Faut penser à tout dans cette maison ! 4ème jour seulement  et les emmerdes commencent déjà ! Je lui avais dit à cette conne de secrétaire de mettre mon vieux sécateur sur mon bureau, à droite, là, bien VISIBLE ! Quand je pense qu’il faut dire « assistante » maintenant ! Mais c’est elle l’assistée !!! J’ai dû en prendre un neuf du coup. J’avais l’air de quoi devant ce journaliste ce matin ??? Il a bien vu que j’étais outillé de la veille… @!!! Et d’ailleurs, qu’est-ce qu’il foutait là celui-là. Ils débarquent dès le 4ème jour des vendanges maintenant ces folliculaires ???  Avant on était tranquille au moins. Ils ne quittaient pas leur fauteuil parisien. C’est quoi cette dernière mode de la presse vineuse parisienne de se prendre pour des grands reporters ? C’est Jean-Paul Kaufmann qui leur a donné mauvaise conscience ou quoi ? Ils « viennent regarder les raisins, pour mener leur enquête »… En quête de quoi ? De leur incompétence ???  Ce matin donc, cet idiot, avec son air narquois, descend de sa voiture louée et se penche, du bas de ses semelles en cuir pour cueillir un raisin et apprécier sa maturité … je vous jure, ils se prennent pour un mustimètre vivant ou quoi ?  « Je souhaite goûter la maturité des pépins »!  Mais depuis quand on fait du vin avec des pépins ??? Ce sont eux les pépins immatures ! Mais quelle comédie !  Bon, heureusement, ce cirque tourne court. En 8 ans de ronde,  pas un seul de ces guignols n’a  dépassé le 4ème rang ou 4ème pied de vigne ! Alors, le mot d’ordre, ici on le connaît : un jardin japonais au bord des routes. Pas le moindre soupçon de pourriture. Des billes étincelantes pour ces journaleux de passage. Au-delà, le raisin pourri, on en fait notre affaire. On sait faire. Bon, vais me coucher.

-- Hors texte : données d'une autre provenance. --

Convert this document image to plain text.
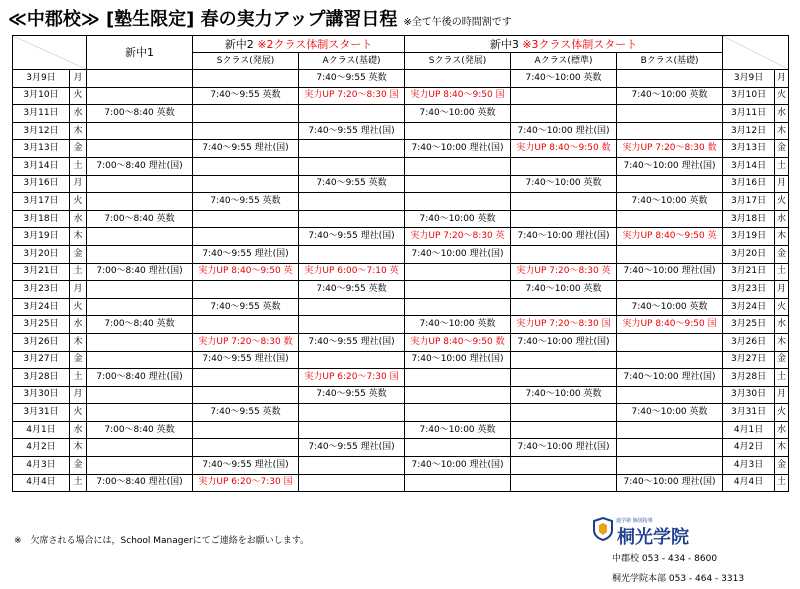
≪中郡校≫ [塾生限定] 春の実力アップ講習日程 ※全て午後の時間割です
	新中1	新中2 ※2クラス体制スタート		新中3 ※3クラス体制スタート	

			Sクラス(発展)	Aクラス(基礎)	Sクラス(発展)	Aクラス(標準)	Bクラス(基礎)		
3月9日	月			7:40〜9:55 英数		7:40〜10:00 英数		3月9日	月
3月10日	火		7:40〜9:55 英数	実力UP 7:20〜8:30 国	実力UP 8:40〜9:50 国		7:40〜10:00 英数	3月10日	火
3月11日	水	7:00〜8:40 英数			7:40〜10:00 英数			3月11日	水
3月12日	木			7:40〜9:55 理社(国)		7:40〜10:00 理社(国)		3月12日	木
3月13日	金		7:40〜9:55 理社(国)		7:40〜10:00 理社(国)	実力UP 8:40〜9:50 数	実力UP 7:20〜8:30 数	3月13日	金
3月14日	土	7:00〜8:40 理社(国)					7:40〜10:00 理社(国)	3月14日	土
3月16日	月			7:40〜9:55 英数		7:40〜10:00 英数		3月16日	月
3月17日	火		7:40〜9:55 英数				7:40〜10:00 英数	3月17日	火
3月18日	水	7:00〜8:40 英数			7:40〜10:00 英数			3月18日	水
3月19日	木			7:40〜9:55 理社(国)	実力UP 7:20〜8:30 英	7:40〜10:00 理社(国)	実力UP 8:40〜9:50 英	3月19日	木
3月20日	金		7:40〜9:55 理社(国)		7:40〜10:00 理社(国)			3月20日	金
3月21日	土	7:00〜8:40 理社(国)	実力UP 8:40〜9:50 英	実力UP 6:00〜7:10 英		実力UP 7:20〜8:30 英	7:40〜10:00 理社(国)	3月21日	土
3月23日	月			7:40〜9:55 英数		7:40〜10:00 英数		3月23日	月
3月24日	火		7:40〜9:55 英数				7:40〜10:00 英数	3月24日	火
3月25日	水	7:00〜8:40 英数			7:40〜10:00 英数	実力UP 7:20〜8:30 国	実力UP 8:40〜9:50 国	3月25日	水
3月26日	木		実力UP 7:20〜8:30 数	7:40〜9:55 理社(国)	実力UP 8:40〜9:50 数	7:40〜10:00 理社(国)		3月26日	木
3月27日	金		7:40〜9:55 理社(国)		7:40〜10:00 理社(国)			3月27日	金
3月28日	土	7:00〜8:40 理社(国)		実力UP 6:20〜7:30 国			7:40〜10:00 理社(国)	3月28日	土
3月30日	月			7:40〜9:55 英数		7:40〜10:00 英数		3月30日	月
3月31日	火		7:40〜9:55 英数				7:40〜10:00 英数	3月31日	火
4月1日	水	7:00〜8:40 英数			7:40〜10:00 英数			4月1日	水
4月2日	木			7:40〜9:55 理社(国)		7:40〜10:00 理社(国)		4月2日	木
4月3日	金		7:40〜9:55 理社(国)		7:40〜10:00 理社(国)			4月3日	金
4月4日	土	7:00〜8:40 理社(国)	実力UP 6:20〜7:30 国				7:40〜10:00 理社(国)	4月4日	土
※　欠席される場合には，School Managerにてご連絡をお願いします。
進学塾 個別指導
桐光学院
中郡校 053 - 434 - 8600
桐光学院本部 053 - 464 - 3313
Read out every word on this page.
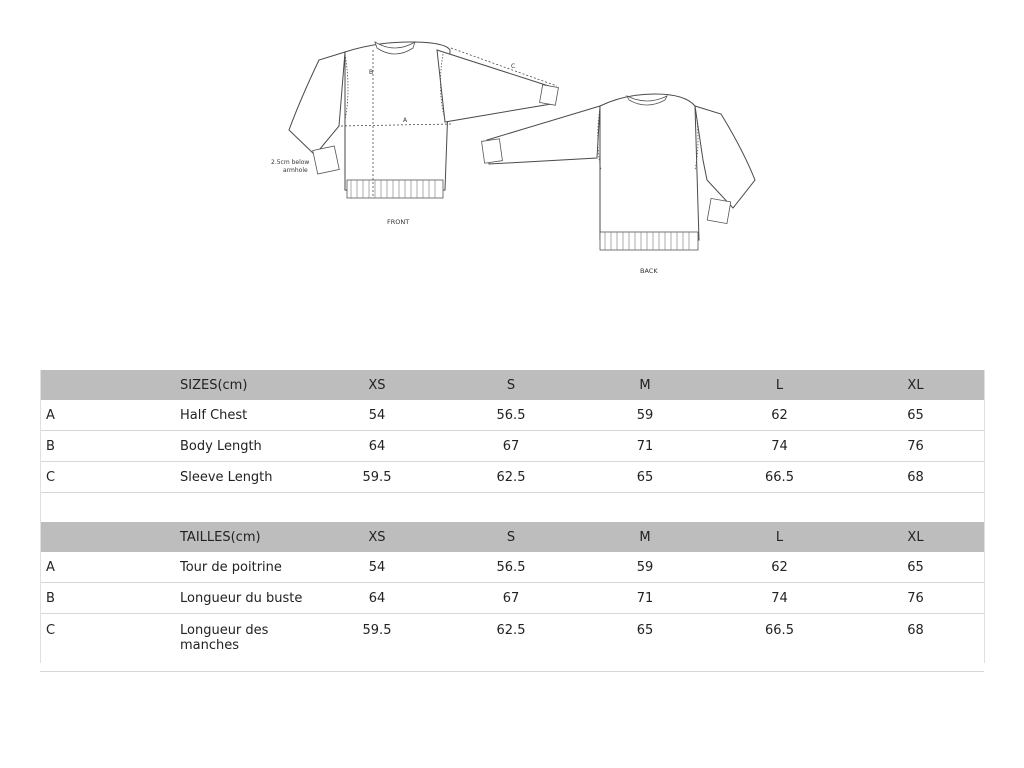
B
A
C
2.5cm below
armhole
FRONT
BACK
	SIZES(cm)	XS	S	M	L	XL
A	Half Chest	54	56.5	59	62	65
B	Body Length	64	67	71	74	76
C	Sleeve Length	59.5	62.5	65	66.5	68
	TAILLES(cm)	XS	S	M	L	XL
A	Tour de poitrine	54	56.5	59	62	65
B	Longueur du buste	64	67	71	74	76
C	Longueur des manches	59.5	62.5	65	66.5	68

Suis éreinté, à force de faire semblant de soulever des cagettes, pour être « proche » de mes vendangeurs, pour respecter l’esprit « d’équipe », comme dit mon chef de culture… ou pire, comme a osé dire quelqu’un (faudra que je sache qui demain), pour « l’esprit de fraternité »… quelle horreur !


			

22 septembre, les vendanges, déjà marre…

5h48… Ça ne va pas être possible là, pas ça pendant 3 semaines ! Bon, demain  je ne me lève pas. Je vais avoir le réveil aléatoire cette année. Ça leur fera les pieds aux petits œnologues de mes deux… Ils vont être au garde à vous pendant 3 semaines ceux-là. Et dès 6h00 ! Lèche-bottes !
Je les ai dans le collimateur avec leur air de petit marquis. Quatre années à faire des équations absurdes et à manipuler des fioles avec des lunettes ridicules sur le nez.  Quatre années sans voir un raisin à « l’AGRO »  et ils croient savoir faire du vin…
Bon, je me calme,  après tout, c’est moi qui l’ai bien voulu, ce collégial. Enfin, ce sont un peu les assurances qui m’ont forcé la main… « Un processus de décision collégial, un partage du savoir-faire », je les cite, pour « garantir la pérennité de la qualité du vin »… Pfff, comme si un de ces sous-fifres était capable de garantir la qualité du vin si jamais je devais passer sous un tracteur. Ce cru, il est au firmament grâce à moi, mon intuition, mon nez, mon palais, ma vision et mon ambition ! Et ça, ce n’est pas reproductible. Après moi, le déluge !  Je n’aurais jamais du céder. Mais bon, tous ces avocaillons parisiens, ça fait 30 ans qu’ils lobotomisent mon boss qui, à force, se protège de tout, même de son ombre. Et me voilà donc à me coltiner ces couilles-molles qui ne font qu’opiner toute la journée, à défaut de pine haut!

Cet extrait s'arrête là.